Azınlıktan olmayan bir Romanyalı’nın, Mircea Cartarescu’nun, hem geçmişi hem Bükreş’in ruhunu irdeleyerek büyülü gerçekçilikle özyaşamöyküsünü anlattığı Orbitor (Göz Kamaştırıcı) üçlemesi eleştirmenlerin ilgisini çekti, ülkemizde de yayınlandı.
Ödüller önemli, ama en saygın ödülleri almamış olmak bazı yazarların o ödülü alanlardan daha az değerli olduğunu göstermiyor. 1949 Yugoslavya doğumlu Dubravka Ugresic pek çok ödül aldı, Nobel adaylığı da sürekli dillerdeydi, ama bu seçkin yazar Nobel almadan yaşamını 2023’te yitirdi. Tanışmamış, konuşmamıştım, ama sanki bir dostumu yitirmişim gibi ardından gözlerim yaşardı. (Ugresic’ten söz ettiğim köşe yazısı: https://www.sanattanyansimalar.com/yazarlar/mina-tansel/dunya-nereye/2820/ )
Yine bir başka kadın, sarsıcı yapıtların yazarı Agota Kristof, 1956’da Budapeşte’deki gösterileri bastırmak üzere Sovyet tanklarının şehre gelişinin ardından eşi ve bebeğiyle birlikte Macaristan’ı terkedip İsviçre’ye geçmişti. Fabrika işçiliği yaparken öğrendiği Fransızca ile yazdı tüm yapıtlarını. Bir röportajda “İsviçre’de çikolata fabrikasında çalışmaktansa Sovyet çizmesi altındaki Macaristan’da yaşama”nın belki daha iyi olacağı yolundaki sözü beni çok etkilemişti.
1980’lerde Rusya’dan ABD’ye göçen Sergei Dovlatov –aynı yolu seçen arkadaşı Joseph Brodsky gibi Nobel almasa da- zeki, alaycı anlatımı ile en sevdiklerimden… ( Dovlatov’dan söz ettiğim köşe yazısı: https://www.sanattanyansimalar.com/yazarlar/mina-tansel/gitmek-mi-zor-kalmak-mi-zor/2702/ )

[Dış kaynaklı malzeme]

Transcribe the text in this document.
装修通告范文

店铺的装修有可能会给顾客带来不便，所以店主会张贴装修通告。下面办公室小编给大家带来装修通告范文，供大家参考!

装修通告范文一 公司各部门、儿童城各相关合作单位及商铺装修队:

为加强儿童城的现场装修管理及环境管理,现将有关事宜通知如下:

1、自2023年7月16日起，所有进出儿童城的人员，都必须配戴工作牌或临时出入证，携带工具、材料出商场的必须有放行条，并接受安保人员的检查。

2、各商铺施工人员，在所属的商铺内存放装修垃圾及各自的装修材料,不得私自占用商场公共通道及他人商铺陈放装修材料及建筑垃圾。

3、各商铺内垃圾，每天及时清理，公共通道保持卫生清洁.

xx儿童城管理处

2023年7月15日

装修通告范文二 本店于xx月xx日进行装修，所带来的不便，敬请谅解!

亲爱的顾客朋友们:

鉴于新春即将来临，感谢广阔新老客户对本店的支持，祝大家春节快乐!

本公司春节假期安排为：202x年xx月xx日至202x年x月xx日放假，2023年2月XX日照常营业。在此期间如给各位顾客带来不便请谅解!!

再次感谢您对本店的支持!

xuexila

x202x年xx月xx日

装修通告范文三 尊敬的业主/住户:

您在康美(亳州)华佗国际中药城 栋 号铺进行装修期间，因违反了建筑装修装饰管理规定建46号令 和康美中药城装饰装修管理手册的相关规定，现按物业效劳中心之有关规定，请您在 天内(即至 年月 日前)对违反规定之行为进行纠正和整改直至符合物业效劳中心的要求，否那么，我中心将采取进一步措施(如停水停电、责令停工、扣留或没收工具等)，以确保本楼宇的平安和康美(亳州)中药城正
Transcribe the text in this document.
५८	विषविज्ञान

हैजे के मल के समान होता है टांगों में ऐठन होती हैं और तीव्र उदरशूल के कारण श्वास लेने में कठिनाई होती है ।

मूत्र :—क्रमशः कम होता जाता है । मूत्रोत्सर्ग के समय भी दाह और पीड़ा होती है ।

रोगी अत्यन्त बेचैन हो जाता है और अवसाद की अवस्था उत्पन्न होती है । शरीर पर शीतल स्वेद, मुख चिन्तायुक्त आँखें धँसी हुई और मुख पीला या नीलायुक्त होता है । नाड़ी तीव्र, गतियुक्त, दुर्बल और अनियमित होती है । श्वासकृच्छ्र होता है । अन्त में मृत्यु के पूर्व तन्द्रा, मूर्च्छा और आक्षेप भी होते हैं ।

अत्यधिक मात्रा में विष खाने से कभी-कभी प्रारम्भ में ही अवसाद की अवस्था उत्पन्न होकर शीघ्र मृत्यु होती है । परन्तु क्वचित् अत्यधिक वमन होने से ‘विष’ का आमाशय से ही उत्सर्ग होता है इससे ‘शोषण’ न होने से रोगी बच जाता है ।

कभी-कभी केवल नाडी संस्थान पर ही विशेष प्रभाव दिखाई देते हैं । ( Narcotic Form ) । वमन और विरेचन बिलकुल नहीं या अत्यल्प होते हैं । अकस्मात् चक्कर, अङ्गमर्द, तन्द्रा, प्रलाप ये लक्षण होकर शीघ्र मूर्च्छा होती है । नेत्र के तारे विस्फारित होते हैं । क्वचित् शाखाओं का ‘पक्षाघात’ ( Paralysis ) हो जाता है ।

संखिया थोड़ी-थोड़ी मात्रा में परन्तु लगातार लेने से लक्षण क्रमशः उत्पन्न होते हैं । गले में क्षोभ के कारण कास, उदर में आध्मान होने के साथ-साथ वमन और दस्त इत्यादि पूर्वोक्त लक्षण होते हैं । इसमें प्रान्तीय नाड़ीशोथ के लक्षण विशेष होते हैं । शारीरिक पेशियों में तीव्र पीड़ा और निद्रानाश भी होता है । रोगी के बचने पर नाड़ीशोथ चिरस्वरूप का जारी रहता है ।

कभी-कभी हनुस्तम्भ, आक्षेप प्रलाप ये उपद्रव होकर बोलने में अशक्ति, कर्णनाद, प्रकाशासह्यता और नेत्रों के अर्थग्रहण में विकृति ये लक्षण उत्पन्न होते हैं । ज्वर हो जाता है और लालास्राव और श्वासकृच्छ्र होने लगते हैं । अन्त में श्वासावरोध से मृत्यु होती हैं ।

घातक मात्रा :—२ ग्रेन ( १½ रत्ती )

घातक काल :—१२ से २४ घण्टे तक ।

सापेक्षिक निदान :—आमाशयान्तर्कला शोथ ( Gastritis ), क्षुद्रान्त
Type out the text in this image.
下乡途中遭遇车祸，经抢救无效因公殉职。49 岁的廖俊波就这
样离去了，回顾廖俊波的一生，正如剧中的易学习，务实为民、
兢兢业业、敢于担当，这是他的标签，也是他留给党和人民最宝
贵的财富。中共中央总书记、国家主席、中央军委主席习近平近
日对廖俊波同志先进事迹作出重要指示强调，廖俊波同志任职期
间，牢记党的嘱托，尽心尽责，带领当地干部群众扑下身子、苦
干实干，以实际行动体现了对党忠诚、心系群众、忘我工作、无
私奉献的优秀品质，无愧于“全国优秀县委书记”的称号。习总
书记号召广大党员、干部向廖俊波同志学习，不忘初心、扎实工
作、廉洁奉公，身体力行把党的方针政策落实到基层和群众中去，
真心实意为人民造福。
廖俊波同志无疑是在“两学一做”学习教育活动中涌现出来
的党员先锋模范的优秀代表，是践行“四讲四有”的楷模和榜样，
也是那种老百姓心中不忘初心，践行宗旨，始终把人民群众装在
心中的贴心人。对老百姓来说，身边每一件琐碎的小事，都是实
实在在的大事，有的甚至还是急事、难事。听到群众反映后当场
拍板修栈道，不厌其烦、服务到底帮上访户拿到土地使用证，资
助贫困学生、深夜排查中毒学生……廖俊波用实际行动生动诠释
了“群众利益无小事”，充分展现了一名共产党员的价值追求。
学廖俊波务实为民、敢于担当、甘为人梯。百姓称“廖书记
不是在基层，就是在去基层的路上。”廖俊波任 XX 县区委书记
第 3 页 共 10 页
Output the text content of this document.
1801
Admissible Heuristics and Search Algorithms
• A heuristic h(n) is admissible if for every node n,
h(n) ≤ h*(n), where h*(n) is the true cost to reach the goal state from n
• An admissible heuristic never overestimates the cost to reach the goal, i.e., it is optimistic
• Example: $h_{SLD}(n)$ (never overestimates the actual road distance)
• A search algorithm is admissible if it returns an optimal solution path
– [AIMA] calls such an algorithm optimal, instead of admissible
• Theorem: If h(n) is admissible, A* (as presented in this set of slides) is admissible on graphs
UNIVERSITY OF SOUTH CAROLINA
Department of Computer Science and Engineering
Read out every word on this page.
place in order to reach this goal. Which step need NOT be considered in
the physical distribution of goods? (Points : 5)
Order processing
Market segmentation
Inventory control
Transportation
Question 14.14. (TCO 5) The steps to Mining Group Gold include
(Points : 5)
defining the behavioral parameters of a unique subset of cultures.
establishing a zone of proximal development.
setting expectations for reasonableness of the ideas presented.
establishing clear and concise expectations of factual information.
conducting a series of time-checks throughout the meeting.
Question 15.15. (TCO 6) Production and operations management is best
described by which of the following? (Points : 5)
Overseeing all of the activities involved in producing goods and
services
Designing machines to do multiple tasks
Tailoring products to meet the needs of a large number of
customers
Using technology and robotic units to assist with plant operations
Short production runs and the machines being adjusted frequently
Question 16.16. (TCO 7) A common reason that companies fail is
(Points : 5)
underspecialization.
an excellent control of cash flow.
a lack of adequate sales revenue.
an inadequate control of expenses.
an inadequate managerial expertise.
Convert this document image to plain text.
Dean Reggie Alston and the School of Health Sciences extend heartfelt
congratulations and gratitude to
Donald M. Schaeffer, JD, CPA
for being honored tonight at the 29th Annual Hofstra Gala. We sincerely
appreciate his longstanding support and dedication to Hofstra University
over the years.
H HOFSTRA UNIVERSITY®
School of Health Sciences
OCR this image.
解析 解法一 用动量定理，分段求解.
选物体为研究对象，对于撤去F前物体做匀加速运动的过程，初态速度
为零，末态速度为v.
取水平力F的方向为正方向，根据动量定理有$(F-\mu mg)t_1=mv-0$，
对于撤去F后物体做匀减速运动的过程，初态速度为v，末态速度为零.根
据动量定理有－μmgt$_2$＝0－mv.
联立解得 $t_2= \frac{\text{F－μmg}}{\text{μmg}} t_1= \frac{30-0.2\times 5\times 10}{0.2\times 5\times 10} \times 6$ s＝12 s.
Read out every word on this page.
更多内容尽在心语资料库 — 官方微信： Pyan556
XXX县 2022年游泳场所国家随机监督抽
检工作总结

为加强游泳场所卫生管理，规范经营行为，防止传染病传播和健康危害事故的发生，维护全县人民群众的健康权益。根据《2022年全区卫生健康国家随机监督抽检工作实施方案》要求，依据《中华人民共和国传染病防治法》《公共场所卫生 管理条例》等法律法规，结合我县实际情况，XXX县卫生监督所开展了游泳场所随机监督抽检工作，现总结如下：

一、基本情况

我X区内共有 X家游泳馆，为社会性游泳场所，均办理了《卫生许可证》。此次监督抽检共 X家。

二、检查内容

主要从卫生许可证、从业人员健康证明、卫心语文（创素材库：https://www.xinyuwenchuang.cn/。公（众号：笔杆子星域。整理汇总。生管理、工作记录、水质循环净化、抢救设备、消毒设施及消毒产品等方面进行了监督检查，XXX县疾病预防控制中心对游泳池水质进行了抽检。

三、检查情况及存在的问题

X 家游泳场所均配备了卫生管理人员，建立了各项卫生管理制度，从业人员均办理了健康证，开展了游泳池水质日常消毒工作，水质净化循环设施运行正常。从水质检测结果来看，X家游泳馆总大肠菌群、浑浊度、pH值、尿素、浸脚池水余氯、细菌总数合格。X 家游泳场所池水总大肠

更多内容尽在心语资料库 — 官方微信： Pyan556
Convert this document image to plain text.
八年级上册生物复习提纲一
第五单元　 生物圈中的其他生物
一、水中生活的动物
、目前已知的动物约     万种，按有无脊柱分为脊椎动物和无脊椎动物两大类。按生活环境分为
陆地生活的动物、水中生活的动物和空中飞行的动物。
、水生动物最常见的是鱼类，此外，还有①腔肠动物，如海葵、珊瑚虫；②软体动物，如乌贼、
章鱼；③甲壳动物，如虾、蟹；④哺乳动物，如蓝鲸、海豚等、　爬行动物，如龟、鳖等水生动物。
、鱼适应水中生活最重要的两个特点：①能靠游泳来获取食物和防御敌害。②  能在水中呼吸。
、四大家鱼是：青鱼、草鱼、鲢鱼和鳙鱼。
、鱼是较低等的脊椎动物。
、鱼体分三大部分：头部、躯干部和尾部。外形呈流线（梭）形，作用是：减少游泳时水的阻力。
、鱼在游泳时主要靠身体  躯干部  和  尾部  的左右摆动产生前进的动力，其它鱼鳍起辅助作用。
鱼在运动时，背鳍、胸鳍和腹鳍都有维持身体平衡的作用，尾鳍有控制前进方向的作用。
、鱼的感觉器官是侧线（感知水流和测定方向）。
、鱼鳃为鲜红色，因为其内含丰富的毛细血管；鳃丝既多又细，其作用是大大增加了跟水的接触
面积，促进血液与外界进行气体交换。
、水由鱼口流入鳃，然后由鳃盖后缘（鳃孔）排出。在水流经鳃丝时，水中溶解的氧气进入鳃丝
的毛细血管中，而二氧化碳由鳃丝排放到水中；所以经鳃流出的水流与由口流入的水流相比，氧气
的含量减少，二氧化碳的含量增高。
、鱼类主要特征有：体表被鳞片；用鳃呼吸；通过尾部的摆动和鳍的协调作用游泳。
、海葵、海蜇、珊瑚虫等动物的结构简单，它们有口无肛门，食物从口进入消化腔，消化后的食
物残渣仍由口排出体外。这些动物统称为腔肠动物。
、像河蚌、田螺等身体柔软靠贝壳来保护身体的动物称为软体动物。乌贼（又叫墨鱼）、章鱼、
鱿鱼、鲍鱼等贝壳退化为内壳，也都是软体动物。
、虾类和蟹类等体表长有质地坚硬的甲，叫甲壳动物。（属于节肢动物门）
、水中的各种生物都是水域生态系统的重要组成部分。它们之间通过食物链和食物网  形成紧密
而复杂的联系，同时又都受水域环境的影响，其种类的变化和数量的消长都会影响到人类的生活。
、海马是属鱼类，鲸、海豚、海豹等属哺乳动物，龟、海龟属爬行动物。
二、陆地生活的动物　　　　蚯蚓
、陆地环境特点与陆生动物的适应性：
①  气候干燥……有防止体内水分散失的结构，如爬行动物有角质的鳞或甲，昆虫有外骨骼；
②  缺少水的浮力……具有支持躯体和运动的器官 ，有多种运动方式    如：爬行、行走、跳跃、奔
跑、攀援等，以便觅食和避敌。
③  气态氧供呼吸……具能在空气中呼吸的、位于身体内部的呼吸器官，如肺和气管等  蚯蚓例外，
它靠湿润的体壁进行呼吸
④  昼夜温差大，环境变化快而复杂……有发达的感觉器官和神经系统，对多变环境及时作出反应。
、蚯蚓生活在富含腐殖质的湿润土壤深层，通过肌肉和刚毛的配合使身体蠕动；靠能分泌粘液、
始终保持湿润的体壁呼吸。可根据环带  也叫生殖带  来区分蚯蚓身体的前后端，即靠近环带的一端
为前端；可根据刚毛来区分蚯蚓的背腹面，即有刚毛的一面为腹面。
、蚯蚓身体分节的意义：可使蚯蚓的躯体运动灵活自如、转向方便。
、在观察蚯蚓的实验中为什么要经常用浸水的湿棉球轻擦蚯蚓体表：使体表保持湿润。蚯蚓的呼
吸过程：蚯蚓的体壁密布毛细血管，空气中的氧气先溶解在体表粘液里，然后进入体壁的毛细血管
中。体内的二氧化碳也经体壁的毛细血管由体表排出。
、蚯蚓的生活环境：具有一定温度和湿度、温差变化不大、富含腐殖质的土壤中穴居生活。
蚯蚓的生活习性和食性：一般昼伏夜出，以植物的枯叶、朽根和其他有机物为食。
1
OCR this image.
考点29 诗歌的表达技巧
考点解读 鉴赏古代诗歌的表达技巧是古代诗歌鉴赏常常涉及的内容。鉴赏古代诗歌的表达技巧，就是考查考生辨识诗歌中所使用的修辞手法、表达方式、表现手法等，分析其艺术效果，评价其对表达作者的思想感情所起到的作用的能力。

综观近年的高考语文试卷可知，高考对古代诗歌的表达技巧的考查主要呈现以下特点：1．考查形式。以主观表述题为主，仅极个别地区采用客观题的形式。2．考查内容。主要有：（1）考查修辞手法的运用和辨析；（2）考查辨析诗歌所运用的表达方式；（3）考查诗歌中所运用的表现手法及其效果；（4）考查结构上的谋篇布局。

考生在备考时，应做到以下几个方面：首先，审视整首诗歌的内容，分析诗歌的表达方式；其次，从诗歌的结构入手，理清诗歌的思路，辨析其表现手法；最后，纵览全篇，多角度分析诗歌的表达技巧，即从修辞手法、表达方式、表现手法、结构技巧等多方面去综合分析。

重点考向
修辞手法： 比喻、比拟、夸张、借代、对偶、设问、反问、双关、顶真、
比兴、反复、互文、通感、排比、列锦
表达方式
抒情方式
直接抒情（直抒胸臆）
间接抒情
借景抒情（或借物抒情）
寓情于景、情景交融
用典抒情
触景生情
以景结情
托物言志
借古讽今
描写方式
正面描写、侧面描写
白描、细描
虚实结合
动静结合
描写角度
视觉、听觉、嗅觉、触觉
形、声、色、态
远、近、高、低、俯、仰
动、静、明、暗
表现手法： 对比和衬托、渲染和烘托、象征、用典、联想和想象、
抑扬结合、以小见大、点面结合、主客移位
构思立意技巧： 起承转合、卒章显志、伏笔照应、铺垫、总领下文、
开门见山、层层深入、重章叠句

Sergei Dovlatov ülkesini terk ettiğinde Sergei Lebedev henüz küçük bir çocuktur. Ama Rusya’da rejimlerin adı değişse de yönetim biçimleri değişmiyor. 1981 doğumlu Sergei Lebedev, ülkesinde jeolog olarak çalışır, bir süre sonra o da kaçar ülkesinden: 2014’te Almanya’ya göçer. Yüzyıl önce ailesinin bir bölümü iç savaştan kaçarak göçmüştür Rusya’dan. Oblivion (Unutuş) adlı romanı ile dikkatleri çeken yazar Haziran 2025’te Norveç Edebiyat Festivali’nin açılış konuşmasını yapmaya çağrıldı. Konuşmasının başlığı “Siyasal Araç Olarak Edebiyat”tı. Yazar, Rus klasiklerinin hem Sovyetleştirme hem de Ruslaştırma aracı olarak kullanıldığını anlatıyor. Asıl mesleği jeologluk ile yazarlık arasında bir bağ kuruyor: Maden aramanın heyecanlı bir iş olduğunu, bunun için yalnızca meslek bilgisinin yeterli olmadığını, biraz şans, biraz da altıncı his gerektirdiğini anlatıyor; yüzeyde ya da akarsu yatağında görünen bir maden damarını izleyip yüzlerce binlerce milyon yıl önce yeryüzünde olup bitenleri dedektif gibi ortaya çıkarmanın yazarlık için de iyi bir eğitim (bir alıştırma??) olduğunu öne sürüyor. Yer yüzeyinin zaman içinde ve baskıyla (basınçla) biçimlendiğini, üç dört beş kez değiştiğini; Sovyetlerin de geçmişi yadsıyıp yeni bir gelecek duyurusuyla tarihi sürekli yeniden yazdıklarını söylüyor. Günümüz muhaliflerinden Navalni’nin ortadan kaldırılışının ise Gulag sisteminin sürdüğünü gösterdiğini belirtiyor.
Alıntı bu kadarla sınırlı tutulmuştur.